Every child is unique. They have their own interests, likes, dislikes, and talents. Put a group of kids together in a classroom, and it becomes easy to notice which students are engaged and happy to learn and those who seem disinterested, frustrated, or bored. This may have to do with how a lesson is presented and whether it fits with a child’s individual way of learning. Here are some ways to determine your child’s learning style.
What Are the Three Main Learning Styles?
While every child is different, learning styles tend to fall broadly into three categories: kinesthetic (physical), visual, or auditory. Observing your child’s behavior can give you a clue as to the most effective way to help them learn and to help their teachers reach them.
These kids are physically active! They love to play sports, dance and engage in play that involves using their hands and bodies to move things around.
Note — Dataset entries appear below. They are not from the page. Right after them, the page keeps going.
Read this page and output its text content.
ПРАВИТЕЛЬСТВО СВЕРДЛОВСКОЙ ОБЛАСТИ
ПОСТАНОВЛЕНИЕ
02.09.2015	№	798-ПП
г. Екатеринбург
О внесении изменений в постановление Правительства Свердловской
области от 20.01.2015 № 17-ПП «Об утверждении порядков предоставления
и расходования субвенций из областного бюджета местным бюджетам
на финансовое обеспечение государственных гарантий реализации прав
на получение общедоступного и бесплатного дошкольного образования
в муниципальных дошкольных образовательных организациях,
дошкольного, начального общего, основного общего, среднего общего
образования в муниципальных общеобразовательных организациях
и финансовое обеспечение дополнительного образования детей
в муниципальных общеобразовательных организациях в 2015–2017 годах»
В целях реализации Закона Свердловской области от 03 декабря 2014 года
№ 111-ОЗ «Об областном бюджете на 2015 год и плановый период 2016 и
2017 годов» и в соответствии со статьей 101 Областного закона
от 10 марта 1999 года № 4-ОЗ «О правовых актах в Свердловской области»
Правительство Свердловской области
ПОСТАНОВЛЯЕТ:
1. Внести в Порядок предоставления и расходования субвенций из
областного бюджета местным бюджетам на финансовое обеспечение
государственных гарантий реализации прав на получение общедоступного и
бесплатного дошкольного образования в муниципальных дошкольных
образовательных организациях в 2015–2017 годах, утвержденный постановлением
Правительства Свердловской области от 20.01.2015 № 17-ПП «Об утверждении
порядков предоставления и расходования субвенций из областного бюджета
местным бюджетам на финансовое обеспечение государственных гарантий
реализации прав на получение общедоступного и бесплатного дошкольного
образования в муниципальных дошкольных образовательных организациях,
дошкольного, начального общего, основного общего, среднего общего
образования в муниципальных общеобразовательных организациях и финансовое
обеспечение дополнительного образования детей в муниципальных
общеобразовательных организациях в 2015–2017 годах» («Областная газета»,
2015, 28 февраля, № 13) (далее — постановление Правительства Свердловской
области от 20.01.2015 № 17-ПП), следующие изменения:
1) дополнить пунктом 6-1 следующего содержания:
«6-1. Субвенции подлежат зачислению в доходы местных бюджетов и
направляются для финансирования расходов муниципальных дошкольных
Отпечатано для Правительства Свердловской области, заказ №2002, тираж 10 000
They might like molding clay or building sandcastles, and they might fidget when asked to be still.
As more schools adopt curricula that emphasize STEM topics (science, technology, engineering, and math), kinesthetic learners will have many opportunities for hands-on, experiential learning that addresses their need for physical involvement. Performing experiments, solving math manipulatives, building model airplanes or bridges, or using laptops or tablet computers to develop simple apps may ignite your child’s motivation to learn. If your child exhibits traits of a kinesthetic learner, talk to their teachers about making lessons more hands-on.
Children who love music, sing-alongs, and stories read aloud may be auditory learners. They love to talk and are good at following verbal instructions.
Auditory kids may bristle if placed under a lot of pressure to take notes or read silently to themselves. Foster their interest in music with lessons and ask teachers to offer the opportunity to read aloud in small groups or even to the whole class. If a teacher is reluctant to forego a “note-taking” requirement, ask them to allow your child to make a verbal report of what they’ve learned first. The note-taking will come once the student has had the chance to process the information they heard.
These kids respond to pictures! Some children with autism spectrum disorders are particularly dependent on visual information, using simple pictures that depict words, emotions, or needs to communicate.
Visual learners may be interested in making art, taking photos, or watching videos over reading or listening to verbal instructions. They’ll show more interest in illustrations than text in books. Given the overwhelming variety of videos available online, help your child find age-appropriate visual depictions related to the lessons they’re working on.
Educators are attuned to different learning styles, but they also must get through the required curriculum and teach a roomful of children with differing needs. They’ll appreciate your insights that help identify your child’s learning style and any suggestions you may have about how to help your child get as much as possible out of their classes.